Stagecoach will stop its share buy back programme once it has reached £30m, the transport giant announced this morning.
Earlier this year, the firm announced a share buy back programme worth up to £60m over the next year following the government’s decision to bar it from three rail franchises.
In a trading update today, Stagecoach said it had already bought back 21,830,035 ordinary shares at a cost of approximately £28.5m.
“The board is satisfied that the programme has largely achieved its objective of making appropriate use of our cash, whilst retaining a good financial position and maintaining an investment grade credit rating,” it said.
“In line with the company’s strong capital discipline, the board now plans to continue the programme until around £30m of shares have been bought back.”
Stagecoach also confirmed it will take the government to court over its decision to bar it from three rail franchises early next year.

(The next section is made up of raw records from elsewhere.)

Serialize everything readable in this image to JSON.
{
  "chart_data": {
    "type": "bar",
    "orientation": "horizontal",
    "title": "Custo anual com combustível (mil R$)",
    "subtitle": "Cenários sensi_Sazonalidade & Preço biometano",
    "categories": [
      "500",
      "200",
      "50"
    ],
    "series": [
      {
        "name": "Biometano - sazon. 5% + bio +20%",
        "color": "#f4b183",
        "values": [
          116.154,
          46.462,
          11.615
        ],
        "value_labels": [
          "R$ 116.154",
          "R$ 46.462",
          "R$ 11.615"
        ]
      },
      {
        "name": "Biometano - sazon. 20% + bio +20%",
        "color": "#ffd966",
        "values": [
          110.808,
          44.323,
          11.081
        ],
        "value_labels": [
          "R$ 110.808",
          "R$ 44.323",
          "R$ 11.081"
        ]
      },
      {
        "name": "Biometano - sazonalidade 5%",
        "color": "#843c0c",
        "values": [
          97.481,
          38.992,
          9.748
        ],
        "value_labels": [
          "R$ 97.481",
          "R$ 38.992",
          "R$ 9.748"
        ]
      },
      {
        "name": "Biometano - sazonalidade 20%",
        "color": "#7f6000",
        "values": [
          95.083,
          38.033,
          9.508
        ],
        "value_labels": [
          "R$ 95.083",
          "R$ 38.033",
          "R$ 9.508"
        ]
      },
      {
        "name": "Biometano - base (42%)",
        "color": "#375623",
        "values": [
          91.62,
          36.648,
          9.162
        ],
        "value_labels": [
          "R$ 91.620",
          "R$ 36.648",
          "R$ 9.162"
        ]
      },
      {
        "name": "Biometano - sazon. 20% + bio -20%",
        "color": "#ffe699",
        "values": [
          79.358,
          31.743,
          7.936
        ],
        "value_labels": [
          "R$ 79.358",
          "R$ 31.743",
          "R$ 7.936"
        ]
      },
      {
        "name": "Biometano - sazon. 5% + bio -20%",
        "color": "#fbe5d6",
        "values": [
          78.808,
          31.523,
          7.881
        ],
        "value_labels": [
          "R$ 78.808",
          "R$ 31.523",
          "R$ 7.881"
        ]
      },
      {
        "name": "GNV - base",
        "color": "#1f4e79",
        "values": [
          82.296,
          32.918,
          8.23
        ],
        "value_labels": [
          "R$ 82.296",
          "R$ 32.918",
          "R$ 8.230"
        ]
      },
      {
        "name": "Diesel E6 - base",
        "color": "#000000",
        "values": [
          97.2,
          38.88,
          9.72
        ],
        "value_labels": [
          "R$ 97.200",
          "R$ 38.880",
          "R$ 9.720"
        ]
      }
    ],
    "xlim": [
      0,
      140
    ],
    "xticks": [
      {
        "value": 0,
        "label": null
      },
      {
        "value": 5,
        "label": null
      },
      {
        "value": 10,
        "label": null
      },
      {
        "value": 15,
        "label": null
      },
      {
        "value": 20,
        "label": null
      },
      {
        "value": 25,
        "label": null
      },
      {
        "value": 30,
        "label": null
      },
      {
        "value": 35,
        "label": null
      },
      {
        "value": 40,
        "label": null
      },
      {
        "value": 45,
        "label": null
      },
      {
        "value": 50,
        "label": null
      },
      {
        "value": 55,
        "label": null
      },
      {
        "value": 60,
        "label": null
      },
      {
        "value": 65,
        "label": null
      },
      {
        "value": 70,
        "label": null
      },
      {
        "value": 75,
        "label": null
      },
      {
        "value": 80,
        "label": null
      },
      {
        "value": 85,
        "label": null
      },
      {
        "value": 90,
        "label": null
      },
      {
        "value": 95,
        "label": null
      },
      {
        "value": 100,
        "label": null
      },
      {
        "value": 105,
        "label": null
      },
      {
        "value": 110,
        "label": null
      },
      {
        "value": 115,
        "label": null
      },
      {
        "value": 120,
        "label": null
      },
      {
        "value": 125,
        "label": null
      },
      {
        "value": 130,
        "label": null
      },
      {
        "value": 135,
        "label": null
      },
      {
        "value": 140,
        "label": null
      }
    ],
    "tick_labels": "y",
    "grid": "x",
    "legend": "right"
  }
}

The bus and rail operator is suing the Department for Transport (DfT) over its decision to disqualify it from the East Midlands, South Eastern and West Coast franchises earlier this year over its refusal to share pensions liabilities with the government.
“We continue to pursue our claims against the secretary of state for transport regarding his decisions to disqualify us from three rail franchise competitions,” Stagecoach said in a trading update. “The three cases are due to be heard in the High Court in early 2020.”
The operator said its performance in the bus division had been in line with expectations and that in London, it won more income based on it providing a “favourable” service. It added it was confident it would keep winning contracts with Transport for London (TfL) in the capital.
Like-for-like revenue growth at the UK bus (regional operations) division was one per cent for the 20 weeks ended 14 September 2019, which was lower than anticipated. Stagecoach blamed this on last year’s hot summer and this year’s poorer weather.
Stagecoach will announce its half-year results on 11 December 2019.